Pasado un año, al hijo le había crecido el bigote, se le había proporcionado el cuerpo y había conocido cada rincón de Sevilla del brazo de su Remedios. Se había aficionado al vasito de manzanilla, a las aceitunas partidas, al tabaco y al cante jondo. Las noches de verano, que empezaban a mitad de la primavera, se bajaba al patio con los hombres, después de la faena, y se fumaba un cigarrillo con el padre. Una de aquellas, le contó, sentado en una silla de enea, la vista levantada al cielo, y los brazos cruzados tras la nuca, que la novia había comparado la plaza de España con la madre gallega.
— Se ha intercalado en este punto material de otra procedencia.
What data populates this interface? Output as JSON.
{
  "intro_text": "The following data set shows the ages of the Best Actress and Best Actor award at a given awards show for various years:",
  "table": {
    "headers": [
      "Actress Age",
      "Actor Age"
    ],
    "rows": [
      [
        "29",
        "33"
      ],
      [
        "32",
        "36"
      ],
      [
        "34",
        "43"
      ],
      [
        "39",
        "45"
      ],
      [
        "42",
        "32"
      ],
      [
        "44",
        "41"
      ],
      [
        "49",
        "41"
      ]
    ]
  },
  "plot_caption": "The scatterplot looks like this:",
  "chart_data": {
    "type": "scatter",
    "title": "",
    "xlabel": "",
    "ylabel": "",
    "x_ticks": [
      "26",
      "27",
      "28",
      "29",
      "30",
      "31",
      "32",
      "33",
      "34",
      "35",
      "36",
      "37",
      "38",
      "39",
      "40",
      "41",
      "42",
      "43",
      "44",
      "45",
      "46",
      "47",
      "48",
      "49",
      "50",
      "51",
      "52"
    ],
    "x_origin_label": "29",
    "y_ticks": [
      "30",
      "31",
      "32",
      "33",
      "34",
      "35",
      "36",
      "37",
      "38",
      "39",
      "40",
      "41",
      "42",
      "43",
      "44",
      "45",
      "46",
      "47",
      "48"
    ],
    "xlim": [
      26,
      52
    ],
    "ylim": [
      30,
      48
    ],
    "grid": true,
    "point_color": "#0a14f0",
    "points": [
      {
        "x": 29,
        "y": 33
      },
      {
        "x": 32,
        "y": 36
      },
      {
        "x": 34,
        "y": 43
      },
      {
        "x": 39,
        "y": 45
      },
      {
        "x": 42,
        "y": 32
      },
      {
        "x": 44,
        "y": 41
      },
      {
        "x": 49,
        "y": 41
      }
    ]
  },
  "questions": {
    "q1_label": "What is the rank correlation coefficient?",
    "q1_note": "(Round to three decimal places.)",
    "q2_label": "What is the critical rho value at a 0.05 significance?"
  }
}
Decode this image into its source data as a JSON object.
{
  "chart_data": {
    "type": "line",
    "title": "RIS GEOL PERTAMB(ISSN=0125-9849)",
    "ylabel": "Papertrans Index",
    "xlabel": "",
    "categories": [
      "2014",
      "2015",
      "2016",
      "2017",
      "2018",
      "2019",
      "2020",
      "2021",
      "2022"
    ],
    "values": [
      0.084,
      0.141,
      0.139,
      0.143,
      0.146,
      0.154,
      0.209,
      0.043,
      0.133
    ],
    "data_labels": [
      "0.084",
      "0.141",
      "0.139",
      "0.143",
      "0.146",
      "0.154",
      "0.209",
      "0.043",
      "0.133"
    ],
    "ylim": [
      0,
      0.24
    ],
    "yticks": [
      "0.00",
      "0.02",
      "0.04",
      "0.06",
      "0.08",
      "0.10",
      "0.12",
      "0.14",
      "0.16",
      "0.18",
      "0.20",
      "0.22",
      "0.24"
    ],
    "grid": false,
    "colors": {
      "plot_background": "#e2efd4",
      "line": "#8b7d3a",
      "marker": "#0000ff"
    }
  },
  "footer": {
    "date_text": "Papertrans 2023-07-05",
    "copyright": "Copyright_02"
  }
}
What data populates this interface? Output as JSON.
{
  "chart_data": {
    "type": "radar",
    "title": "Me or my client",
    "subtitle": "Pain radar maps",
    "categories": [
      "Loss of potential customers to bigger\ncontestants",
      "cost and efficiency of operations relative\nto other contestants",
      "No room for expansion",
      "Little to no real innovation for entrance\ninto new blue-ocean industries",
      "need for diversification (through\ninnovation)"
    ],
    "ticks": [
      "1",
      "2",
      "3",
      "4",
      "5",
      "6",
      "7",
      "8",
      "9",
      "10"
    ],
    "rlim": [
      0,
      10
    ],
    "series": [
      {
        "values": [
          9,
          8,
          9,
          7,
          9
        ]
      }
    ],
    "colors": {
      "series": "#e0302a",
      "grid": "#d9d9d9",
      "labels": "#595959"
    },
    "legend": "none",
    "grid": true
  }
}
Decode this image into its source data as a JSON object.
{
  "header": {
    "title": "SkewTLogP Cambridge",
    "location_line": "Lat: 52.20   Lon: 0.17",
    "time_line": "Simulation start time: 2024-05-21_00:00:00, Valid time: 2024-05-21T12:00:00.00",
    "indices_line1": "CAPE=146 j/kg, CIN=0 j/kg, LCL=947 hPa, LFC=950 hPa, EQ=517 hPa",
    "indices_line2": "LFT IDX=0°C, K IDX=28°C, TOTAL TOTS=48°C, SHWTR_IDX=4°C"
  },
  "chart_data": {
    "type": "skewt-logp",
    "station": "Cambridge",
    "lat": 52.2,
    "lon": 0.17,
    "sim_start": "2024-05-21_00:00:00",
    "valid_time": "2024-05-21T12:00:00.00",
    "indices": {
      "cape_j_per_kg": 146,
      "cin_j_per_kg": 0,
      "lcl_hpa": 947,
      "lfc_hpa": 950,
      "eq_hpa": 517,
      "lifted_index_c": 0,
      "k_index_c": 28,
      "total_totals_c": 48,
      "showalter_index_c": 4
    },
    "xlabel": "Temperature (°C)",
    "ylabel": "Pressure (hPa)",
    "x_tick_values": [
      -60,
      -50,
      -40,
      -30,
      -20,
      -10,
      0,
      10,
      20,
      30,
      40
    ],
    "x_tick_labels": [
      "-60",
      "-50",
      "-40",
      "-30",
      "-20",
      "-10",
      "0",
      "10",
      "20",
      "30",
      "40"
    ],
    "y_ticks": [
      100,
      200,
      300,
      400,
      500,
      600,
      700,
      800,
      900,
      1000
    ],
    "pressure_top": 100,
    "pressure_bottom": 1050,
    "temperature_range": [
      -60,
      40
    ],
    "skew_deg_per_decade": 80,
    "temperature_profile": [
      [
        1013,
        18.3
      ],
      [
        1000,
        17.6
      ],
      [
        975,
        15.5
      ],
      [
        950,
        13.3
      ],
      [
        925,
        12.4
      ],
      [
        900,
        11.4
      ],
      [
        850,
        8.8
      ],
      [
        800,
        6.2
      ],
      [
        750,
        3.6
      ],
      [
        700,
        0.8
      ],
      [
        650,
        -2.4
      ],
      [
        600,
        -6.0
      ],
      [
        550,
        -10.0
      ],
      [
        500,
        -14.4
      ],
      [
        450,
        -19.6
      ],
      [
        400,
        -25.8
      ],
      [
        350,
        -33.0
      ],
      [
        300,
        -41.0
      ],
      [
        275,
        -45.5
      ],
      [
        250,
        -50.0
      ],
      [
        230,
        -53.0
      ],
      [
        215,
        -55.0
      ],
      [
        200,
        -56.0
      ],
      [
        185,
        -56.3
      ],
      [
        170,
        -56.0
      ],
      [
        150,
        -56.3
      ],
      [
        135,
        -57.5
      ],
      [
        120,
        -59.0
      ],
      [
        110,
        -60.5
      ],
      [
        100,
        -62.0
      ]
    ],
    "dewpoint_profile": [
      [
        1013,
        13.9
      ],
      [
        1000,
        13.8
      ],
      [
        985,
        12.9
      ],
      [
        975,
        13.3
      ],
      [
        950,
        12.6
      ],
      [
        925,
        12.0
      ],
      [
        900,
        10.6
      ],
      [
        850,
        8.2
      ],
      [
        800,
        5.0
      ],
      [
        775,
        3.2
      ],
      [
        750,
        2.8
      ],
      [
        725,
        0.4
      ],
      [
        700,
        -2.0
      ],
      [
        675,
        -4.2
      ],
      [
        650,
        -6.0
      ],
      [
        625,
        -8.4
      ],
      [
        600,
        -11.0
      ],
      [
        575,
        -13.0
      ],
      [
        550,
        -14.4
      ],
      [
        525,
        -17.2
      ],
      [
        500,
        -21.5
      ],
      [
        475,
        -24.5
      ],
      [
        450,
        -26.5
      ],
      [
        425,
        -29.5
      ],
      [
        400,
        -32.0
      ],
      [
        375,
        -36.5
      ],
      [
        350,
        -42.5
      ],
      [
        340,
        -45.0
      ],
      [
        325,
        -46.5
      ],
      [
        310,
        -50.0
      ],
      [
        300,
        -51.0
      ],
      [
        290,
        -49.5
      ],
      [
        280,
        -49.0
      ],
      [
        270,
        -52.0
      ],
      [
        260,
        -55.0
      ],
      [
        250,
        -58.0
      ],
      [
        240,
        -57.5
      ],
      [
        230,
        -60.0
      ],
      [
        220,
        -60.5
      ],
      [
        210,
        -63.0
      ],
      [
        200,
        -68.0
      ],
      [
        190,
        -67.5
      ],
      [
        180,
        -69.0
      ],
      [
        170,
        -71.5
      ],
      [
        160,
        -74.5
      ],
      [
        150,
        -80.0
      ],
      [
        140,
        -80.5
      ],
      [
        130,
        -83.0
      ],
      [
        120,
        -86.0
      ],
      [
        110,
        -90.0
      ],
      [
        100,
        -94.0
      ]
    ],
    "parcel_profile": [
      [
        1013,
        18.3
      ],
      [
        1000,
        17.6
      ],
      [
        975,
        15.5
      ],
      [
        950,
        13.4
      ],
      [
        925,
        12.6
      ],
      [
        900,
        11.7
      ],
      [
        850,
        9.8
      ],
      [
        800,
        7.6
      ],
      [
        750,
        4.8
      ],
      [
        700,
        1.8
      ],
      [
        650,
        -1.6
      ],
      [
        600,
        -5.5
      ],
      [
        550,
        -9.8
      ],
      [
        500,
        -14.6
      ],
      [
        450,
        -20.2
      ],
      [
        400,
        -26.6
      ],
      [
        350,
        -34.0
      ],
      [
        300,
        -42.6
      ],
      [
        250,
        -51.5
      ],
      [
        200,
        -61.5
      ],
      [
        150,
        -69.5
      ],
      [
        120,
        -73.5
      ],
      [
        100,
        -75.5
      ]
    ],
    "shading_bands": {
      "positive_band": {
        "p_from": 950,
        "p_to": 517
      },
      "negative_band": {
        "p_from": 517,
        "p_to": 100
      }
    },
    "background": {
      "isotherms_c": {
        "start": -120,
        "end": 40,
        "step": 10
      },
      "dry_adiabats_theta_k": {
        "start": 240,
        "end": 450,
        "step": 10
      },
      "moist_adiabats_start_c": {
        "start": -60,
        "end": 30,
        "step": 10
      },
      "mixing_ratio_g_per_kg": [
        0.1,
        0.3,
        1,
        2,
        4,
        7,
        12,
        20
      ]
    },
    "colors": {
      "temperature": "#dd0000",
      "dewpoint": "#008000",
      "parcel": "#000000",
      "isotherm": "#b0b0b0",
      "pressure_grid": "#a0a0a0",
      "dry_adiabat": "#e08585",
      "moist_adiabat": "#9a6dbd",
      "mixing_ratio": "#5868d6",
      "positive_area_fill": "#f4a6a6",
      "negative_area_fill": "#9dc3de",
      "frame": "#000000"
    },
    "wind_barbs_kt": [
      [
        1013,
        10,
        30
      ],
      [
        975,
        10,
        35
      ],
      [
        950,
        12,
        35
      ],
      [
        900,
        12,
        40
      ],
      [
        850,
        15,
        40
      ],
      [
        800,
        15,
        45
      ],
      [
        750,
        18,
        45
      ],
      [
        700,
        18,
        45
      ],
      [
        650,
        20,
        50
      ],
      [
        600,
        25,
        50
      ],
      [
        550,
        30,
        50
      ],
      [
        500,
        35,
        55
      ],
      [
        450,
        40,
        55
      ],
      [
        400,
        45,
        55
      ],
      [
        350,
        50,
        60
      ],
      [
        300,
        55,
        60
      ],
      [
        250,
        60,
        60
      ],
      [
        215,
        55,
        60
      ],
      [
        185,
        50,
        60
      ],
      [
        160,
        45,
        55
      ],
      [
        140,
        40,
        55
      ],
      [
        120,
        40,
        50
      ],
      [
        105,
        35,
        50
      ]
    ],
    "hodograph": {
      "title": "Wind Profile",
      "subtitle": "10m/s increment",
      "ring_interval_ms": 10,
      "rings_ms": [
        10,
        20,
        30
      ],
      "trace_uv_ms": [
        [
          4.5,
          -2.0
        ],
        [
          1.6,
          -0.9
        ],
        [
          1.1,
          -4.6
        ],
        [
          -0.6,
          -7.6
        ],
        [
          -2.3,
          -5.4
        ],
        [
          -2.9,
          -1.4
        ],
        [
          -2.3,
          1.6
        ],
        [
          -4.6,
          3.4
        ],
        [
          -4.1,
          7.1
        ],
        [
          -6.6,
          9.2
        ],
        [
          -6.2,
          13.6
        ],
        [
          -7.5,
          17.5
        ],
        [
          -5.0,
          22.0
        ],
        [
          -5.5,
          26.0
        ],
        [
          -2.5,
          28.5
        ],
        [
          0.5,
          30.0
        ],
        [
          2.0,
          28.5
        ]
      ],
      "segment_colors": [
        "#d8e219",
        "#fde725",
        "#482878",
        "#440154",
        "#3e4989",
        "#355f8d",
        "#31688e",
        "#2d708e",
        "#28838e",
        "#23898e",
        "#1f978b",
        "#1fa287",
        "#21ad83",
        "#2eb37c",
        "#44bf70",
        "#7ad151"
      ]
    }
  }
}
La una resguardaba, además del resto de provincias, a sus ocho hijas andaluzas, la otra a sus ocho hijos menores. 

E que pensas?

Parécense.

El padre asintió y quedaron los dos dando caladas a los cigarrillos y viendo cómo el humo se elevaba hacia un cielo raso de luna y estrellas. Hacía calor. Olía a naranjos. 

Un año más, dos, tres. El mismo patio, la misma camaradería entre padre e hijo. Nuno le hablaba de Remedios. Ora gallego, ora andaluz. Le contaba que la muchacha decía que él era Galicia, que no necesitaba volver para reencontrarse con ella. Que cada persona es el lugar donde nació y que lo lleva consigo adonde quiera que va. 

E que pensas?

Que es verdad, dijo Nuno en castellano.

El padre asintió y marchó a dormir. El hijo quedóse allí, esperando a que Agostiño bajara. Lo había enseñado a leer y a escribir y quería que le corrigiera su primera carta. A la madre.

El verano que cumplió veintiuno, el padre le regaló un sobre. Ábreo, dijo. Estaban de fiesta en una cantina, ya todos hombres, todos gallegos, ningún chiquillo ya en el corralón. Nuno miró la hora en el reloj de pulsera de Agostiño, no quería que se le escapara el tren. Remedios actuaba en Córdoba con un cuadro flamenco, en la plaza de la Corredera. Atrás quedaban los días en que vendía flores por las plazas, ahora vendía quejíos, taconeos y arte. Un arte que daba más reales que los astilleros. Ábreo, insistió el padre. Y Nuno lo abrió. Todos los ojos expectantes a su reacción. Eran dos billetes para otro tren. Larga distancia. 

O teu soño.
O meu soño,
dijo en gallego. 

Padre e hijo se abrazaron. Uno con los ojos cerrados, apretados, también el abrazo. El otro con los ojos abiertos, dejándose abrazar, consciente de que los sueños, aún perseguidos durante años, son capaces de cambiar. No supo decir no. 

Era domingo también, un ocho de agosto, y en el andén, gallegos y sevillanos, la familia que le había arropado los años en que se hizo hombre. Tras ellos, su Remedios. Se había despedido de los astilleros unos días antes. Su capataz le ofreció un puesto de mayor rango. Más categoría, Nuno, dos mil pesetas, piénsatelo. Le dejó las puertas abiertas, de él dependía cerrarlas. Y eso era lo que llevaba en la cabeza, entre un abrazo y otro, antes de que su mirada se cruzara con la de su sevillana. Ella dijo adiós, Nuniño. Él dijo adiós, Remedios. Ella lo besó en los labios cuando él ya subía al vagón. Él le devolvió el beso. Ella le susurró algo al oído. Él agachó la cabeza, soltó su mano y entró al vagón. Cuando el tren comenzó a marchar, el susurro de sus palabras se había vuelto eco y sonaba por toda la cabina: vuelve, vuelve, vuelve. Se asomó a la ventana y ella dijo adiós con la mano. Tras ella, muchas manos más, robustas, callosas, en un vaivén que parecieran las olas del Atlántico.